Oh tumbuh bersama keluarganya di Sungei Tengah - kampung atau desa setempat. Namun, pada 1980-an, kampung-kampung ini dirobohkan, untuk membuka jalan bagi gedung-gedung tinggi baru.
Sebagian besar penduduk kampung ditawari rumah baru oleh pemerintah, tetapi Oh tidak dapat mengamankan tempat tinggalnya sendiri.
Namun saudara laki-lakinya mendapatkan flat pemerintah dan Oh diundang untuk tinggal di sana. Tetapi dia akhirnya pindah karena dia mengatakan dia tidak ingin memaksakan pada keluarga.
Jadi, dia kembali ke hutan dekat dengan tempat rumah lamanya dulu berdiri dan mulai menghabiskan malam di tempat tinggal sementara yang dibangun dari potongan kayu, bambu, dan terpal.
Saat mendekati tempat tinggalnya, Anda melihat abu di ambang pintu dari api unggun yang akan digunakan Oh untuk memasak.
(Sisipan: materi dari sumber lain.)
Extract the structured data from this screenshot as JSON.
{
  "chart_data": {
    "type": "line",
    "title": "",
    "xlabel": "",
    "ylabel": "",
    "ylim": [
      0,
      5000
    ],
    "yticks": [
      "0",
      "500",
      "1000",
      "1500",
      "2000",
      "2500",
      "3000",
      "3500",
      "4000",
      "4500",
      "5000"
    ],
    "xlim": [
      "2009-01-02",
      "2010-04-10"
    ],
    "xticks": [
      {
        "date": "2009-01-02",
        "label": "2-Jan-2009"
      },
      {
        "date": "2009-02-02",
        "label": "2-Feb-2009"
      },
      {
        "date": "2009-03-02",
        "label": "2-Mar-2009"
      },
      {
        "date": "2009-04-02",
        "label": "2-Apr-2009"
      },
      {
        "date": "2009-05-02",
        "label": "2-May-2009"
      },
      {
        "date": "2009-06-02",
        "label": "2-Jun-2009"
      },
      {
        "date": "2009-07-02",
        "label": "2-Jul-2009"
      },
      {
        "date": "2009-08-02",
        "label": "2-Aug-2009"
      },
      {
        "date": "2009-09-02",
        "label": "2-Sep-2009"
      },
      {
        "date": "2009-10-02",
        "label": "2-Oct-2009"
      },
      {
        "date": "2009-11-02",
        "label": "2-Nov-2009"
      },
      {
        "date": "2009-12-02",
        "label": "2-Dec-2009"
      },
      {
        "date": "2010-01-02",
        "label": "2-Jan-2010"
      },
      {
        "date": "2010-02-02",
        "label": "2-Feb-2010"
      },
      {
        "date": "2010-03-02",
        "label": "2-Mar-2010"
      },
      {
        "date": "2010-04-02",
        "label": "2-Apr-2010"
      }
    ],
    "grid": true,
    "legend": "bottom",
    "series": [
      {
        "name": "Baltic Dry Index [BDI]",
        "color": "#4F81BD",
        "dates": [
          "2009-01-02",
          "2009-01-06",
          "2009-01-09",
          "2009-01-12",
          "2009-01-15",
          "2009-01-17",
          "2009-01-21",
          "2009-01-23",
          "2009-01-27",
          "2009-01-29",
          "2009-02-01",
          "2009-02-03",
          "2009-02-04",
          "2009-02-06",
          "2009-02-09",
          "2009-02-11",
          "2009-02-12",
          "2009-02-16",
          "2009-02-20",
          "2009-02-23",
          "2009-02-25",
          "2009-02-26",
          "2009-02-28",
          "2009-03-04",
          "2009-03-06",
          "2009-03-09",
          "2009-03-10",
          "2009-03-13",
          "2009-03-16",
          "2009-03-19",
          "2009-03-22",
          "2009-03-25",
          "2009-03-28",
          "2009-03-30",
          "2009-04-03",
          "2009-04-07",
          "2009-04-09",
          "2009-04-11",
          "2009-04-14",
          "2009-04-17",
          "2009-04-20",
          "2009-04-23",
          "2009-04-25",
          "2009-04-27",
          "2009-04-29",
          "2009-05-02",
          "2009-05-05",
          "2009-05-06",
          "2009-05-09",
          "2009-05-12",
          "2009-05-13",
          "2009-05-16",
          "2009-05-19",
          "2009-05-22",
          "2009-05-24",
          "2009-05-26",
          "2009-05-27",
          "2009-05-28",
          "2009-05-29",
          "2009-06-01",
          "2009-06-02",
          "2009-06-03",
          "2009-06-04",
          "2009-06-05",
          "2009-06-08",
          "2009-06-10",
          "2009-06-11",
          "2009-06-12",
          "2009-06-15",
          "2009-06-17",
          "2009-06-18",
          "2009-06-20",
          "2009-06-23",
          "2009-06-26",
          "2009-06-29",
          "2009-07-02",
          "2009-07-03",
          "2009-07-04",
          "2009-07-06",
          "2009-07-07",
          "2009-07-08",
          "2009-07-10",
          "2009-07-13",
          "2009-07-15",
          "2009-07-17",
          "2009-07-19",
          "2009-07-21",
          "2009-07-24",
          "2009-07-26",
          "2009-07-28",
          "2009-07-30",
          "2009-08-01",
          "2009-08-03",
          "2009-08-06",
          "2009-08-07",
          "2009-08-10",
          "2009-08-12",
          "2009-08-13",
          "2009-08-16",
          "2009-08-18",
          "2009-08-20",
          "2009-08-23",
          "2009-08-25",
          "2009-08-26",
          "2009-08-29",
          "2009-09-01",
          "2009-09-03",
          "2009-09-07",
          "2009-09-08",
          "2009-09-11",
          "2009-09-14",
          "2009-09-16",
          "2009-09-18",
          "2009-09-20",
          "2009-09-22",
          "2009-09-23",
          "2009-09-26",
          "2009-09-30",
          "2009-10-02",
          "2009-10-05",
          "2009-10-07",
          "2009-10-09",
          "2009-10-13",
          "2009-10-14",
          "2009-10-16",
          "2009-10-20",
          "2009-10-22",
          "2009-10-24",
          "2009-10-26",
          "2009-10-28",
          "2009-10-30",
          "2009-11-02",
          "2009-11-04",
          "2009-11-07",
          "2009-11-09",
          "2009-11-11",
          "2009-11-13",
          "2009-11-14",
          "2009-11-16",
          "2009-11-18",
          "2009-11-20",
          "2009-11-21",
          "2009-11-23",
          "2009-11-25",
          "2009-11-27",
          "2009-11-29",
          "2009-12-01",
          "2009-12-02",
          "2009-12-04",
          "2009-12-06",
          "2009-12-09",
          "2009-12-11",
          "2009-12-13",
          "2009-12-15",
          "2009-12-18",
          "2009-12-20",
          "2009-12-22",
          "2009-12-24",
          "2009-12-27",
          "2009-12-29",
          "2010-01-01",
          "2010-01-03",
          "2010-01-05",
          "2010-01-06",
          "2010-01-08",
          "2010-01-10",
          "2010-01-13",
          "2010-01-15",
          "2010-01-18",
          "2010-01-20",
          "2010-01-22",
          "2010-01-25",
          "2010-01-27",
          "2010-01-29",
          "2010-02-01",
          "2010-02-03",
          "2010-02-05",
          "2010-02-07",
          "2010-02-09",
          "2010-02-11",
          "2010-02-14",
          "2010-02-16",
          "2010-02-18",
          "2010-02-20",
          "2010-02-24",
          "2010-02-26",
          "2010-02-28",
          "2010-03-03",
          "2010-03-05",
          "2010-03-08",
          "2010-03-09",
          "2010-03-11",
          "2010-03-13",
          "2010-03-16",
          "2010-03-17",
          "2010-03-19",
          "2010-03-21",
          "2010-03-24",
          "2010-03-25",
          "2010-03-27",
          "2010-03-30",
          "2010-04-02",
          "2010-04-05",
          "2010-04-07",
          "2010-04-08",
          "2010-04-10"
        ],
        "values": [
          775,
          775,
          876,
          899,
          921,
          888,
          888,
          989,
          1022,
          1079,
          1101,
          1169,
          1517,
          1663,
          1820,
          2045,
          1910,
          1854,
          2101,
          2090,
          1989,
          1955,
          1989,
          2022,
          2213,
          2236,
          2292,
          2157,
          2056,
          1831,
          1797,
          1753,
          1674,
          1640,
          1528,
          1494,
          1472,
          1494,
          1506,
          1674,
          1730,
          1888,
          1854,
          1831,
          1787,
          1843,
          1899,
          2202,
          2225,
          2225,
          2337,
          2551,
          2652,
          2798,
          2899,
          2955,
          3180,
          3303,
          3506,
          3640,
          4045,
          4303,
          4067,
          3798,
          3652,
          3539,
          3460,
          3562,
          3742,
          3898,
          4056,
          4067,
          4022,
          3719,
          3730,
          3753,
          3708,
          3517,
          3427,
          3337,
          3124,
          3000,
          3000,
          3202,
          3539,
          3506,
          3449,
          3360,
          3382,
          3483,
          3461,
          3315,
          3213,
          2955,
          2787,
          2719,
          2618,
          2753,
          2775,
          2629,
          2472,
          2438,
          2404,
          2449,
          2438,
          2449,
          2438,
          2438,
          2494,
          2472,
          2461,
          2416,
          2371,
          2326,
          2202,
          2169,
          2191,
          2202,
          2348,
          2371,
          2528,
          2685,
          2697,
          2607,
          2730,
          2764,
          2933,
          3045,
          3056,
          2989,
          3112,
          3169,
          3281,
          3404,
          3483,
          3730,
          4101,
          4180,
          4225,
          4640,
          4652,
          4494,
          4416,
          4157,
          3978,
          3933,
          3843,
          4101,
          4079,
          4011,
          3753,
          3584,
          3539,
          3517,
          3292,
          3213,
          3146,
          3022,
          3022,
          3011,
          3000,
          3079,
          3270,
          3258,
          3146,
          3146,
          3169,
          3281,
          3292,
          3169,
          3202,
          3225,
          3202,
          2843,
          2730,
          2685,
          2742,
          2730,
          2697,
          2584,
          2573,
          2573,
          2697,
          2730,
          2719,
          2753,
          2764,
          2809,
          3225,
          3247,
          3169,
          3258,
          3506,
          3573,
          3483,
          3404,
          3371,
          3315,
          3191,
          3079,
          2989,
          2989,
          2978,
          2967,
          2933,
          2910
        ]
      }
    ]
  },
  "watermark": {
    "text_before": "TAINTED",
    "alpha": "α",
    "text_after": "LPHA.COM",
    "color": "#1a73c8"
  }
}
Tumpukan barang-barangnya berada di tengah-tengah tempat tinggal itu, dengan bagian belakang tenda digunakan sebagai tempat tidurnya.
Taman di dekat tendanya adalah tempat dia menanam makanannya sendiri. Garis jemuran berbentuk zig-zag antara pohon dan pagar melindungi petak sayuran dari penjahat.
Pohon nangka yang menjulang tinggi di atas tendanya, katanya, memberikan keteduhan yang cukup dan dia tidak pernah merasa tidak nyaman - meskipun panas dan kelembapan tropis Singapura yang terik.
Dia juga mengatakan kesepian juga tidak pernah menjadi masalah. Dia menyibukkan diri merawat kebunnya, meskipun itu, tambahnya, dipermudah dengan kondisi pertumbuhan yang baik.